Progression-Free Survival
Median follow-up was 19.5 months. Median progression-free survival was 16.4 months in the abemaciclib plus fulvestrant group vs 9.3 months in the control group (hazard ratio [HR] = 0.553, P < .001). Blinded central analysis showed similar results (HR = 0.460, P < .001). A sensitivity analysis including only patients enrolled after the change in abemaciclib starting dose was consistent with the primary analysis (HR = 0.588, 95% confidence interval [CI] = 0.458–0.754). Hazard ratios favored the addition of abemaciclib across all patient subgroups.
Response Rates
Among all patients, the objective response rate was 35.2%, including complete response in 3.1%, vs 16.1%, including complete response in 0.4% (P < .001). Response of ≥ 12 months was observed in 67.8% vs 66.9% of responders; median duration of response was not reached in the abemaciclib group, with 90 responders (57.3%) continuing to receive treatment at the time of analysis. Among patients with measurable disease, objective response rates were 48.1% vs 21.3% (P < .001). Overall survival results were not mature at data cutoff (February 2017), with death having occurred in 19.1% of the abemaciclib group vs 21.5% of the control group.
Adverse Events
The most common adverse events of any grade in the abemaciclib group were diarrhea (86.4% vs 24.7% in control group), neutropenia (46.0% vs 4.0%), nausea (45.1% vs 22.9%), and fatigue (39.9% vs 26.9%). Overall, there was a higher incidence of infections in the abemaciclib group (42.6% vs 24.7%). Grade 3 or 4 adverse events occurred in 61% vs 23%, with the most common in the abemaciclib group being neutropenia (27% vs 2%), diarrhea (13% vs < 1%), and leukopenia (9% vs 0%). Serious adverse events occurred in 22% vs 11%, with the most common in the abemaciclib group being thromboembolic events (2.0% vs 0.4%); four abemaciclib patients had pulmonary embolism (none fatal).

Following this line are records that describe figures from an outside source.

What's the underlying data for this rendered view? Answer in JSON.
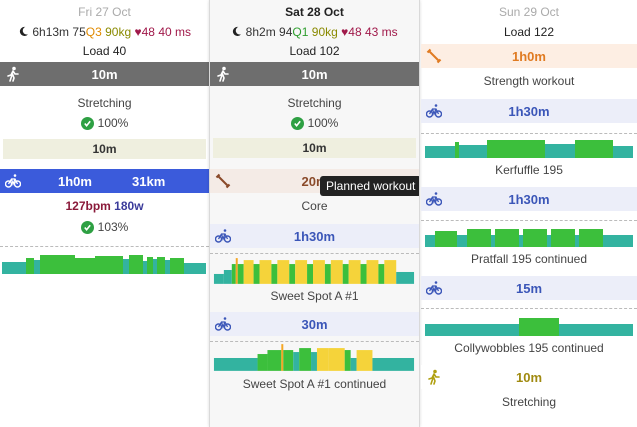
{
  "days": [
    {
      "date": "Fri 27 Oct",
      "stats": {
        "sleep": "6h13m",
        "readiness": "75",
        "quality": "Q3",
        "weight": "90kg",
        "hr": "48",
        "hrv": "40 ms"
      },
      "load": "Load 40",
      "items": [
        {
          "type": "walk",
          "duration": "10m"
        },
        {
          "name": "Stretching",
          "compliance": "100%"
        },
        {
          "sub_duration": "10m"
        },
        {
          "type": "ride",
          "duration": "1h0m",
          "distance": "31km",
          "bpm": "127bpm",
          "power": "180w",
          "compliance": "103%"
        }
      ]
    },
    {
      "date": "Sat 28 Oct",
      "stats": {
        "sleep": "8h2m",
        "readiness": "94",
        "quality": "Q1",
        "weight": "90kg",
        "hr": "48",
        "hrv": "43 ms"
      },
      "load": "Load 102",
      "items": [
        {
          "type": "walk",
          "duration": "10m"
        },
        {
          "name": "Stretching",
          "compliance": "100%"
        },
        {
          "sub_duration": "10m"
        },
        {
          "type": "strength",
          "duration": "20m",
          "name": "Core"
        },
        {
          "type": "ride",
          "duration": "1h30m",
          "name": "Sweet Spot A #1"
        },
        {
          "type": "ride",
          "duration": "30m",
          "name": "Sweet Spot A #1 continued"
        }
      ],
      "tooltip": "Planned workout"
    },
    {
      "date": "Sun 29 Oct",
      "load": "Load 122",
      "items": [
        {
          "type": "strength",
          "duration": "1h0m",
          "name": "Strength workout"
        },
        {
          "type": "ride",
          "duration": "1h30m",
          "name": "Kerfuffle 195"
        },
        {
          "type": "ride",
          "duration": "1h30m",
          "name": "Pratfall 195 continued"
        },
        {
          "type": "ride",
          "duration": "15m",
          "name": "Collywobbles 195 continued"
        },
        {
          "type": "walk",
          "duration": "10m",
          "name": "Stretching"
        }
      ]
    }
  ],
  "colors": {
    "accent_blue": "#3b5bdb",
    "zone_green": "#3cbf3c",
    "zone_teal": "#33b3a0",
    "zone_yellow": "#f5d33a",
    "ok_green": "#2ea043"
  }
}
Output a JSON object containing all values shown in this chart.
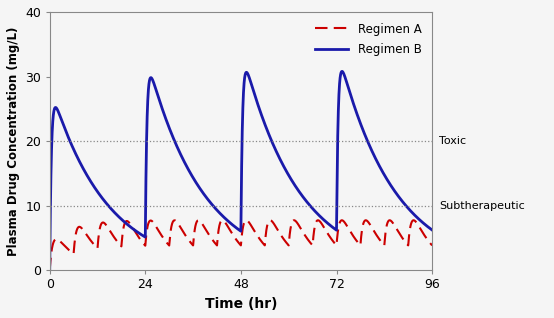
{
  "title": "",
  "xlabel": "Time (hr)",
  "ylabel": "Plasma Drug Concentration (mg/L)",
  "xlim": [
    0,
    96
  ],
  "ylim": [
    0,
    40
  ],
  "xticks": [
    0,
    24,
    48,
    72,
    96
  ],
  "yticks": [
    0,
    10,
    20,
    30,
    40
  ],
  "toxic_level": 20,
  "subtherapeutic_level": 10,
  "toxic_label": "Toxic",
  "subtherapeutic_label": "Subtherapeutic",
  "regimen_a_color": "#cc0000",
  "regimen_b_color": "#1a1aaa",
  "background_color": "#f5f5f5",
  "axes_bg_color": "#f5f5f5",
  "legend_a": "Regimen A",
  "legend_b": "Regimen B",
  "figsize": [
    5.54,
    3.18
  ],
  "dpi": 100,
  "regimen_a_dose_interval": 6,
  "regimen_a_ka": 1.4,
  "regimen_a_ke": 0.18,
  "regimen_a_F": 6.5,
  "regimen_b_dose_interval": 24,
  "regimen_b_ka": 2.5,
  "regimen_b_ke": 0.072,
  "regimen_b_F": 28.0
}
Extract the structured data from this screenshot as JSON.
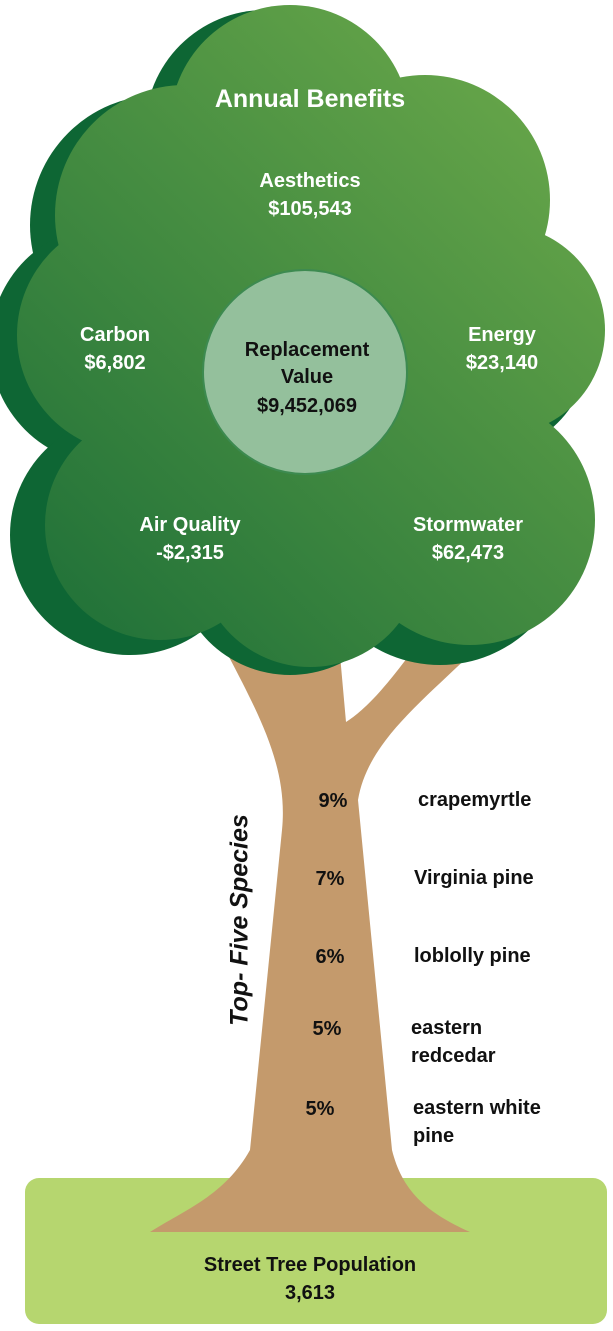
{
  "title": "Annual Benefits",
  "benefits": [
    {
      "label": "Aesthetics",
      "value": "$105,543"
    },
    {
      "label": "Carbon",
      "value": "$6,802"
    },
    {
      "label": "Energy",
      "value": "$23,140"
    },
    {
      "label": "Air Quality",
      "value": "-$2,315"
    },
    {
      "label": "Stormwater",
      "value": "$62,473"
    }
  ],
  "replacement": {
    "label": "Replacement Value",
    "value": "$9,452,069"
  },
  "species_heading": "Top- Five Species",
  "species": [
    {
      "share": "9%",
      "name": "crapemyrtle"
    },
    {
      "share": "7%",
      "name": "Virginia pine"
    },
    {
      "share": "6%",
      "name": "loblolly pine"
    },
    {
      "share": "5%",
      "name": "eastern redcedar"
    },
    {
      "share": "5%",
      "name": "eastern white pine"
    }
  ],
  "population": {
    "label": "Street Tree Population",
    "value": "3,613"
  }
}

Adverse events led to dose interruption in 51.9% vs 11.7%, dose reduction in 42.9% vs 1.3%, and discontinuation of treatment in 15.9% vs 3.1%. Adverse events led to death in nine abemaciclib patients and two control patients; threedeaths in the abemaciclib group were considered related to treatment.
The investigators concluded: “Abemaciclib at 150 mg twice daily plus fulvestrant was effective, significantly improving [progression-free survival] and [objective response rate] and demonstrating a tolerable safety profile in women with hormone receptor-positive and human epidermal growth factor receptor 2-negative [advanced breast cancer] who progressed while receiving [endocrine therapy].”
The study was funded by Eli Lilly.
George W. Sledge, Jr, MD, of Stanford University School of Medicine, is the corresponding author of the Journal of Clinical Oncology article.
The content in this post has not been reviewed by the American Society of Clinical Oncology, Inc. (ASCO®) and does not necessarily reflect the ideas and opinions of ASCO®.